After watching Saturday’s presidential candidate forum on health care, and judging the candidates using Roger Hickey’s five health care questions, I’m left with key questions for each Oval Office aspirant.
To former Sen. John Edwards: your plan sets up competition between private insurers and a new “Medicare-style” government plans for everyone under 65. You argue that with competition, we will see if Americans want public or private plans. But what will you do to ensure the plans compete on a level playing field?
To Sen. Hillary Clinton: You accurately identified the problem with private insurers, how they make a profit by either trying to “avoid insuring you” or “try[ing] to avoid paying for the health care you receive.” But the 1993 health care plan you supported solely relied on private insurers to deliver health care coverage.

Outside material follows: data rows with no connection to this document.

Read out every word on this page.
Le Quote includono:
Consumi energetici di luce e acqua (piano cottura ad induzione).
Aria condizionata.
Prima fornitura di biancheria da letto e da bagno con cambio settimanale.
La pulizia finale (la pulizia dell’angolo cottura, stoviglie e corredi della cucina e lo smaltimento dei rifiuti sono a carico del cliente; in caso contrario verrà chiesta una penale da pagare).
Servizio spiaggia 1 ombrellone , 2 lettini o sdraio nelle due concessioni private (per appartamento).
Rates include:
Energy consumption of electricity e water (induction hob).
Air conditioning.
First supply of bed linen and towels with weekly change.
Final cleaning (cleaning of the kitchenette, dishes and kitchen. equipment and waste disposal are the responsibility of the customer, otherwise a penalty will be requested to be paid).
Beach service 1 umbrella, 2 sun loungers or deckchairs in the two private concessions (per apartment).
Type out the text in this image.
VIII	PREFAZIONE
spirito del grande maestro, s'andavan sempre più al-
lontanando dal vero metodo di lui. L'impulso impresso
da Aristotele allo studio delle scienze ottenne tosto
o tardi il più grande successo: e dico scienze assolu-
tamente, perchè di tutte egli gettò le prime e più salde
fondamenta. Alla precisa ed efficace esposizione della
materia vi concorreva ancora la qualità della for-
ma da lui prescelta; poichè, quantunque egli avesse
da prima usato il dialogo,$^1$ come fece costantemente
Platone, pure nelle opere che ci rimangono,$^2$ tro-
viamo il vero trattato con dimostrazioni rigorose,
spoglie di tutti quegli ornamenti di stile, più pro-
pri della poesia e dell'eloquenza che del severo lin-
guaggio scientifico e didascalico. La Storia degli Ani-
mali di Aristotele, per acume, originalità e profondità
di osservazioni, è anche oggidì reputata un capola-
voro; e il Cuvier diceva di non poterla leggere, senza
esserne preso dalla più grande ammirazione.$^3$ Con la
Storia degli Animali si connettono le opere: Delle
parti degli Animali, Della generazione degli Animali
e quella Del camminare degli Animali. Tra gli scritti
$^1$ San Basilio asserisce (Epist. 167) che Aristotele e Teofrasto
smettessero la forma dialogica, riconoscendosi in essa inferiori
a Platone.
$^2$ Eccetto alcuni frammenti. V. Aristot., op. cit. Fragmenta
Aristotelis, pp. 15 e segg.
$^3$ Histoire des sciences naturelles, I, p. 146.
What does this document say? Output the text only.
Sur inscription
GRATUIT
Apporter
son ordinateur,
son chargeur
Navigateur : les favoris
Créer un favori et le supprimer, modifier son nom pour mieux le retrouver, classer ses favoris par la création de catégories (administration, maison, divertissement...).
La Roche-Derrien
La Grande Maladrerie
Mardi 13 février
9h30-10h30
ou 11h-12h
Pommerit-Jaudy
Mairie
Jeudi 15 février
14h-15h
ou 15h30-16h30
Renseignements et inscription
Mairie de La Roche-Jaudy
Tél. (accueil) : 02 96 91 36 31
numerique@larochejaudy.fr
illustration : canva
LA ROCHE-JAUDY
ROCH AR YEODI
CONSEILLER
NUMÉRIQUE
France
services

Will you commit to offering some sort of public plan so we can reduce our reliance on private insurers?
To Sen. Barack Obama: The principles you laid out appear to track the plan that John Edwards has offered. In fact, you called Edwards’ plan “very credible.” What can you propose that would improve upon the Edwards plan?
To Gov. Bill Richardson and Sen. Chris Dodd: Are you actually pledging to achieve universal coverage, or are you only offering universal “access” to coverage, which will allow some to fall through the cracks?
To Rep. Dennis Kucinich: You make a compelling case for an immediate move to a single-payer system, but how do you convince those Americans who are content with their coverage that such a system won’t take away what they have?
To Sen. Joe Biden: The Nevada Caucus 2008 blog checks your past statements and concludes you chose not the attend the forum because you’re not really for universal coverage. Is that true?
To the Republican candidates, who all skipped the forum: Do you really think you can win the White House if you won’t take public questions on what you’re going to do about our health care crisis?